The "Ancestral State of Proteins" project is dedicated to studying the evolutionary processes of protein metamorphism through phylogenetics. By analyzing the evolutionary lineage of proteins, this project aims to uncover how proteins have transformed and adapted through various evolutionary stages.
The primary objective of this study is to understand the mechanisms behind protein evolution. By reconstructing the ancestral state of proteins, we can gain insights into the structural and functional adaptations that have occurred over millennia, helping to predict protein functions and interactions in a phylogenetic context.
This project utilizes a suite of bioinformatics tools to perform sequence alignments, construct phylogenetic trees, and analyze evolutionary relationships:
- MAFFT: A multiple sequence alignment program which is critical for aligning sequences in preparation for phylogenetic analysis.
- HMMER: Utilized to handle and analyze sequence data using profile hidden Markov models, aiding in the identification and alignment of protein families.
- IQ-TREE: A fast and effective stochastic algorithm to infer phylogenetic trees by maximum likelihood, providing insights into protein evolutionary pathways.
- MEGA: An integrated tool for conducting statistical analysis of molecular evolution and constructing phylogenetic trees with a user-friendly interface.
- ITOL: An online tool for the visualization, annotation, and management of phylogenetic trees, allowing for detailed graphical representations of evolutionary data.
- BELVU: A versatile tool for viewing and manipulating multiple sequence alignments. It supports various alignment formats and provides functionalities such as alignment editing, filtering, and visualization of conservation patterns.
To run the analyses, you will need to install various Python libraries and tools used in this project. All dependencies are listed in the requirements.txt
file. To install these dependencies, please run the following command in your terminal:
pip3 install -r requirements.txt
The first step involves preparing the data by loading configurations, input files, and executing functions to rename and process columns accordingly. This includes extracting amino acid sequences from PDB files based on identifiers provided in the input data. This step ensures the data is in the proper format for further analysis.
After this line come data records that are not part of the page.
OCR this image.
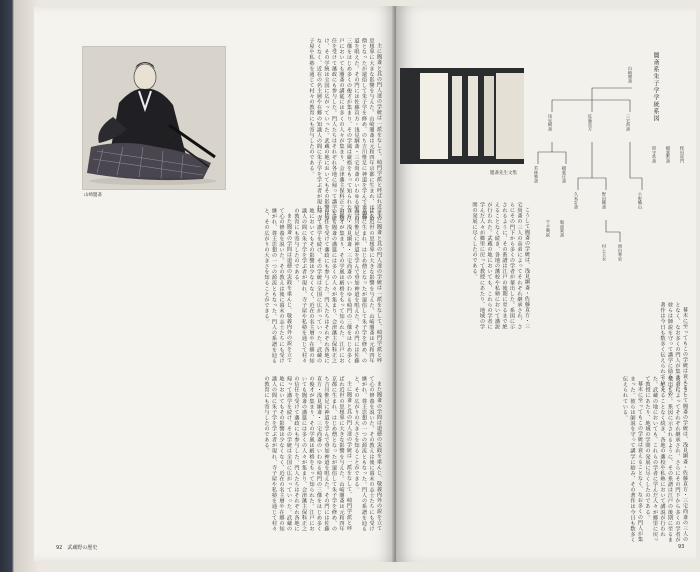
山崎闇斎	主に闇斎と其の門人達の学統は一派をなして、崎門学派と呼ばれ近世の思想界に大きな影響を与えた。山崎闇斎は元和四年京都に生まれ、はじめ僧となったが還俗して朱子学を修め、のち吉川惟足に神道を学んで垂加神道を唱えた。その門には佐藤直方・浅見絅斎・三宅尚斎のいわゆる崎門の三傑をはじめ多くの俊才が集まり、その学風は厳格をもって知られた。江戸においても闇斎の講筵には多くの人々が集まり、会津藩主保科正之の信任を受けて藩政にも参与した。門人たちはそれぞれ各地に帰って講学を続け、その学統は全国に広がっていった。武蔵の地においてもその影響は少なくなく、近在の名主層や在郷の知識人の間に朱子学を学ぶ者が現れ、寺子屋や私塾を通じて村々の教育にも寄与したのである。

主に闇斎と其の門人達の学統は一派をなして、崎門学派と呼ばれ近世の思想界に大きな影響を与えた。山崎闇斎は元和四年京都に生まれ、はじめ僧となったが還俗して朱子学を修め、のち吉川惟足に神道を学んで垂加神道を唱えた。その門には佐藤直方・浅見絅斎・三宅尚斎のいわゆる崎門の三傑をはじめ多くの俊才が集まり、その学風は厳格をもって知られた。江戸においても闇斎の講筵には多くの人々が集まり、会津藩主保科正之の信任を受けて藩政にも参与した。門人たちはそれぞれ各地に帰って講学を続け、その学統は全国に広がっていった。武蔵の地においてもその影響は少なくなく、近在の名主層や在郷の知識人の間に朱子学を学ぶ者が現れ、寺子屋や私塾を通じて村々の教育にも寄与したのである。

また闇斎の学問は道徳の実践を重んじ、敬義内外の説を立てて心の修養を説いた。その教えは後に幕末の志士たちにも受け継がれ、尊王思想の一つの源流ともなった。門人の系譜を辿ると、その広がりの大きさを知ることができる。

また闇斎の学問は道徳の実践を重んじ、敬義内外の説を立てて心の修養を説いた。その教えは後に幕末の志士たちにも受け継がれ、尊王思想の一つの源流ともなった。門人の系譜を辿ると、その広がりの大きさを知ることができる。

主に闇斎と其の門人達の学統は一派をなして、崎門学派と呼ばれ近世の思想界に大きな影響を与えた。山崎闇斎は元和四年京都に生まれ、はじめ僧となったが還俗して朱子学を修め、のち吉川惟足に神道を学んで垂加神道を唱えた。その門には佐藤直方・浅見絅斎・三宅尚斎のいわゆる崎門の三傑をはじめ多くの俊才が集まり、その学風は厳格をもって知られた。江戸においても闇斎の講筵には多くの人々が集まり、会津藩主保科正之の信任を受けて藩政にも参与した。門人たちはそれぞれ各地に帰って講学を続け、その学統は全国に広がっていった。武蔵の地においてもその影響は少なくなく、近在の名主層や在郷の知識人の間に朱子学を学ぶ者が現れ、寺子屋や私塾を通じて村々の教育にも寄与したのである。

92　武蔵野の歴史
闇斎先生文集
闇斎系朱子学学統系図
山崎闇斎
浅見絅斎	佐藤直方	三宅尚斎
若林強斎	稲葉迂斎
久米訂斎	野田剛斎	小野鶴山
留守希斎 稲葉黙斎 桜田虎門
村士玉水	岡田寒泉
千手興欽 服部栗斎

こうして闇斎の学統は、浅見絅斎・佐藤直方・三宅尚斎の三人の高弟によってそれぞれ継承され、さらにその門下から多くの学者が輩出した。系図に示されるように、その系譜は江戸の後期に至るまで絶えることなく続き、各地の藩校や私塾において講説が行われた。武蔵の地においても、これらの学者に学んだ人々が郷里に戻って教授にあたり、地域の学問の発展に尽くしたのである。

幕末に至ってもこの学統は衰えることなく、なお多くの門人が集まった。彼らは師説を守って講学に励み、その著作は今日も数多く伝えられている。

こうして闇斎の学統は、浅見絅斎・佐藤直方・三宅尚斎の三人の高弟によってそれぞれ継承され、さらにその門下から多くの学者が輩出した。系図に示されるように、その系譜は江戸の後期に至るまで絶えることなく続き、各地の藩校や私塾において講説が行われた。武蔵の地においても、これらの学者に学んだ人々が郷里に戻って教授にあたり、地域の学問の発展に尽くしたのである。

幕末に至ってもこの学統は衰えることなく、なお多くの門人が集まった。彼らは師説を守って講学に励み、その著作は今日も数多く伝えられている。

93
Once we have the sequence of interest, we have to execute another script to find homologous sequences that allow us to do an MSA with MAFFT. However, the MSA was done in the official site of MAFFT due to the facilities that provided the website
After doing the MSA of our homologous sequences and deleted the redundant sequences using belvu. It is necessary the creation of a new script to eliminate the residues from the index before searching them in the proper database The aim of this is to extract the organism whose sequence belong to.
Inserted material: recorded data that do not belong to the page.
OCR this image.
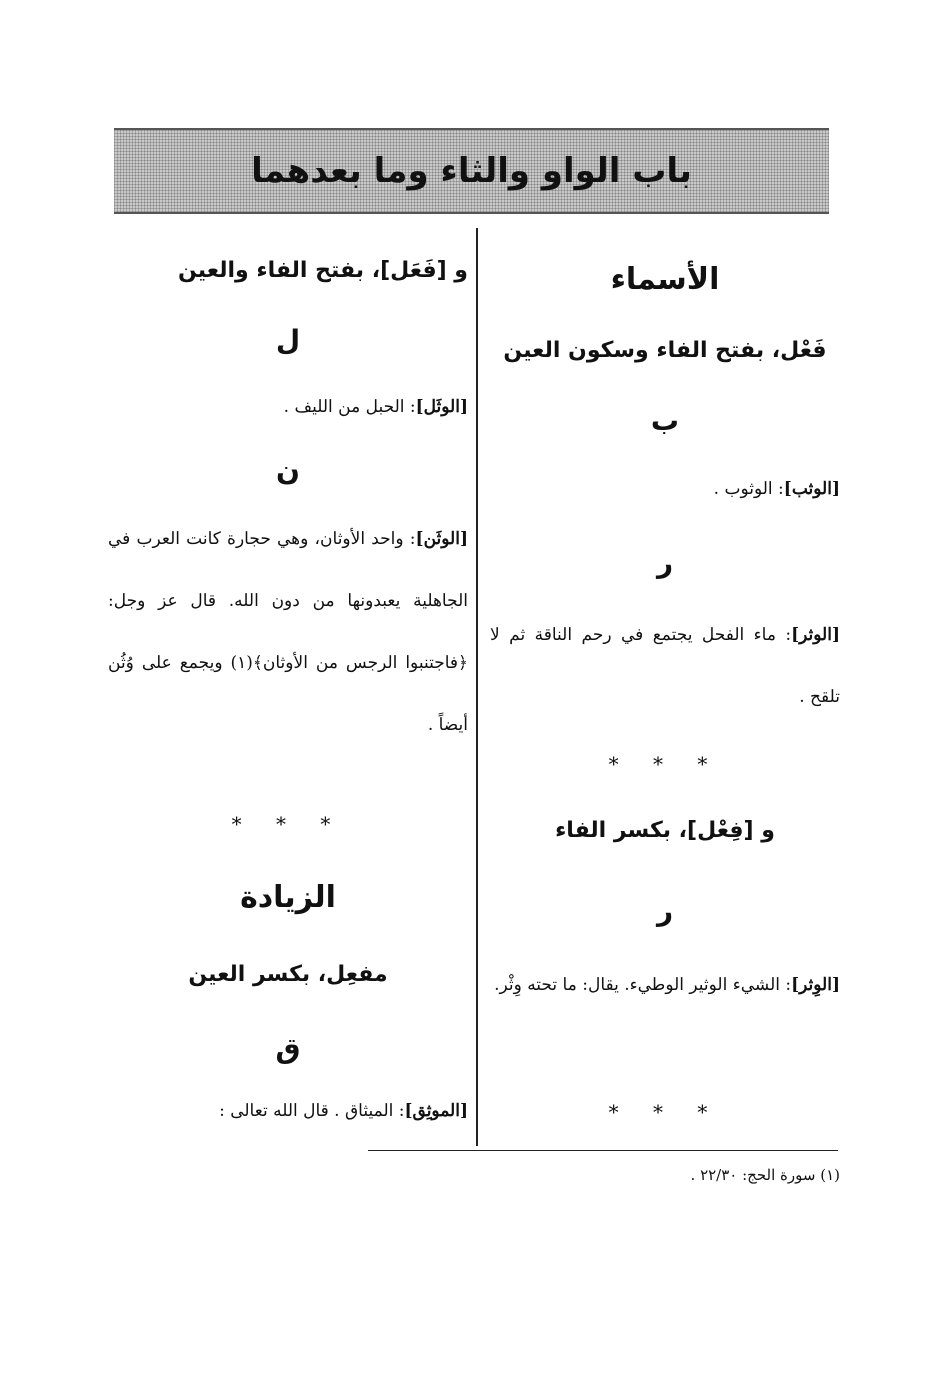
باب الواو والثاء وما بعدهما

الأسماء

فَعْل، بفتح الفاء وسكون العين

ب

[الوثب]: الوثوب .

ر

[الوثر]: ماء الفحل يجتمع في رحم الناقة ثم لا تلقح .

* * *

و [فِعْل]، بكسر الفاء

ر

[الوِثر]: الشيء الوثير الوطيء. يقال: ما تحته وِثْر.

* * *

و [فَعَل]، بفتح الفاء والعين

ل

[الوثَل]: الحبل من الليف .

ن

[الوثَن]: واحد الأوثان، وهي حجارة كانت العرب في الجاهلية يعبدونها من دون الله. قال عز وجل: ﴿فاجتنبوا الرجس من الأوثان﴾(١) ويجمع على وُثُن أيضاً .

* * *

الزيادة

مفعِل، بكسر العين

ق

[الموثِق]: الميثاق . قال الله تعالى :

(١) سورة الحج: ٢٢/٣٠ .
The new script, takes the result of step 3 to generate one new plaint text with the ID of each protein, in which using UniProt, we are able to find correctly the organism.
Finally, we correct the index of each protein, in which appears the entry ID and the organism, to visualize each protein properly later when we upload the treefile in ITOL.
Finally after executing IQ-Tree externally, we obtained a state file that contain the ancestors of each node (From the phylogenetic tree). For obtain the sequences of aminoacids, we need to run this script. The result is a fasta file, crucial to evaluate the changes of the residues using MEGA.